My daughter takes private music lessons and due to some unusual circumstances, all the kids had to rehearse for their recital at a house in a different neighborhood. It was a hike so I sat in the car. Just as I was about to leave with my daughter, an Indian lady came up to my car to ask if she could help me, because she noticed I had been there for awhile.
I looked her up and down and told her I was just leaving with my daughter from her private rehearsal.
Had she called the cops on me she would have been all kinds of sorry because she did not know who she was dealing with, and that's all I'll say about that lol.
I've been making a habit of commenting in threads before I've read them all the way through, which I HATE...so excuse me if this has been brought up already.
The way to get to the police force, and the government in general, is though legislation reform. Police and other government actors have qualified immunity, and in some cases, absolute immunity. In short, by virtue of their jobs, they are immune from being civilly, and at times criminally, liable for their actions.
The concept of the immunities came about after the Civil Rights Movement. See, when we get rights on paper, they just make more "rights" or legal opinions to enforce their power. We never talk about all the things that they do to hit us back after we get laws in our favor. It's a never ending thing, and it will take years upon years of education, sitting at the table, and constant pressure to actually dismantle the system in our country. Basically, at least as long as it has taken to install it. And that's with years upon years of WORK.
The first step is to educate. We, as adults, need to actively educate ourselves and our youth about the political system. Audit a government class at a college. If you've gone the legal route already, audit a separation of powers class. I'm serious. So, so much is hidden in plain sight. Once we have a generation that is truly educated on this stuff, it would be impossible for them not to want to act as a unit and pass down the knowledge to get things done. At least, I know that's what happened to me. No one had to tell me to do something. When I saw how many times they beat us, physically, mentally, and politically, I couldn't NOT act.

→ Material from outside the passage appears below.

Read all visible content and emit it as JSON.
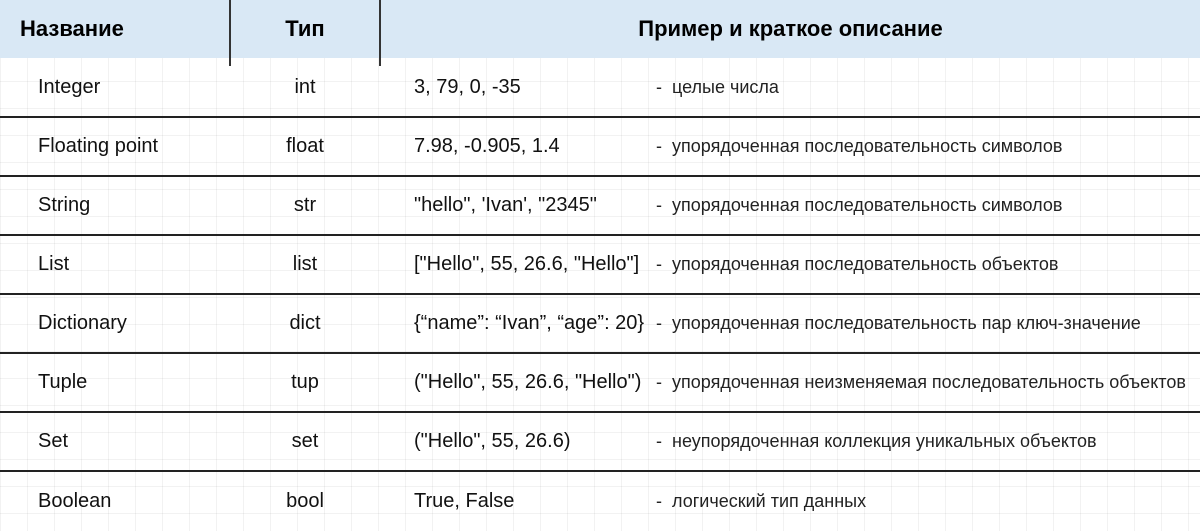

I think Shaun King is actively working to get District Attorneys across America replaced. Most are in cahoots with police and are responsible for the plea-bargaining that forced many blacks to plead guilty so they don’t risk longer sentences.

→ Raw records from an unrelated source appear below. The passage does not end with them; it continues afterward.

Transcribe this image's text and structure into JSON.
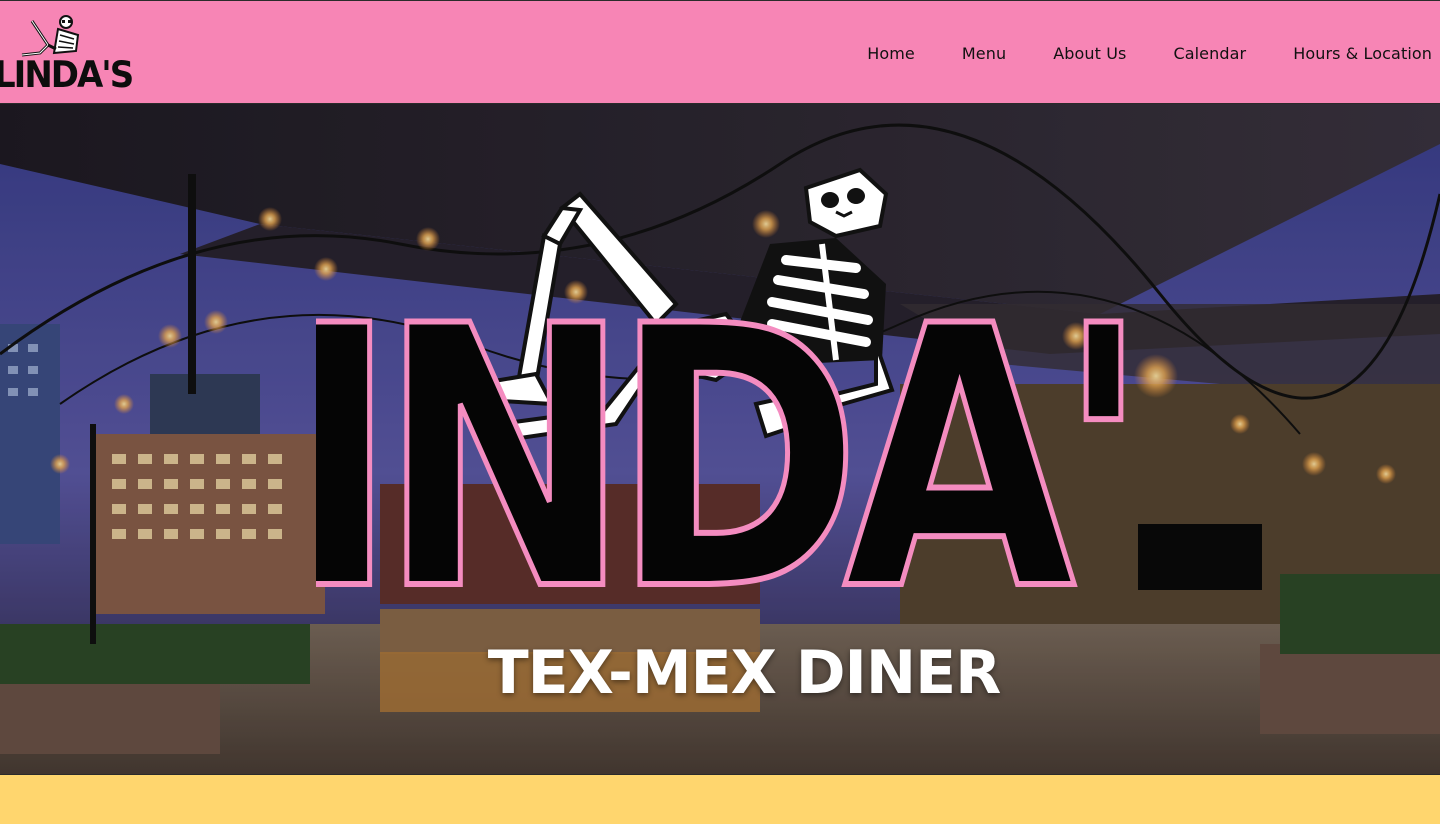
{
  "brand": {
    "name": "LINDA'S",
    "tagline": "TEX-MEX DINER"
  },
  "nav": {
    "items": [
      {
        "label": "Home"
      },
      {
        "label": "Menu"
      },
      {
        "label": "About Us"
      },
      {
        "label": "Calendar"
      },
      {
        "label": "Hours & Location"
      }
    ]
  },
  "colors": {
    "nav_bg": "#f785b5",
    "footer_band": "#ffd66e",
    "logo_outline": "#f48cc0",
    "text_dark": "#111111"
  },
  "icons": {
    "logo_small": "skeleton-logo-icon",
    "hero_logo": "skeleton-hero-logo"
  }
}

Follow @shaunking on Instagram & Twitter if you don’t already.
I know, I was a public defender right after law school. Shoot, most public defenders are in cahoots. It's so much bigger than DA's. We need everyone replaced.
I'm not on social media but I'll remember if I ever get on there.
I never watched the full video because my stomach couldn't take it. I had no idea her damn dress basically came off. How are they saying she had a gun? There is no mention of that on the video, I'm tired of boycotting and protesting just to have something else happen again.
It was a strapless dress, and the cops kept pulling it down. They said she was shouting at the staff telling them that she would shoot them.
I'm waiting to hear that she's suing everyone.
I'mnow calling BS on the claim that she wa yelling and shooting. It makes absolutely no sense, and sounds like it came from the mind of a deranged racist that thinks all black people are violent.
There I always a smear campaign after a black person is victimized by someone white or in a white establishment. These anonymous witnesses come forward and spread lies about the victims to get their white brethren off the hook. The good news is that all Waffle Houses have video cameras installed in case of robberies. That will tell the true story of what happened.
I don’t put much stock in any video that’s owned by anyone else, especially when they give it to police first. The police have been known to alter video.
Police have been caught on video doing all kinds of treacherous things and it hasn’t stopped them at all. We’ve got to find other ways to protect each other and ourselves.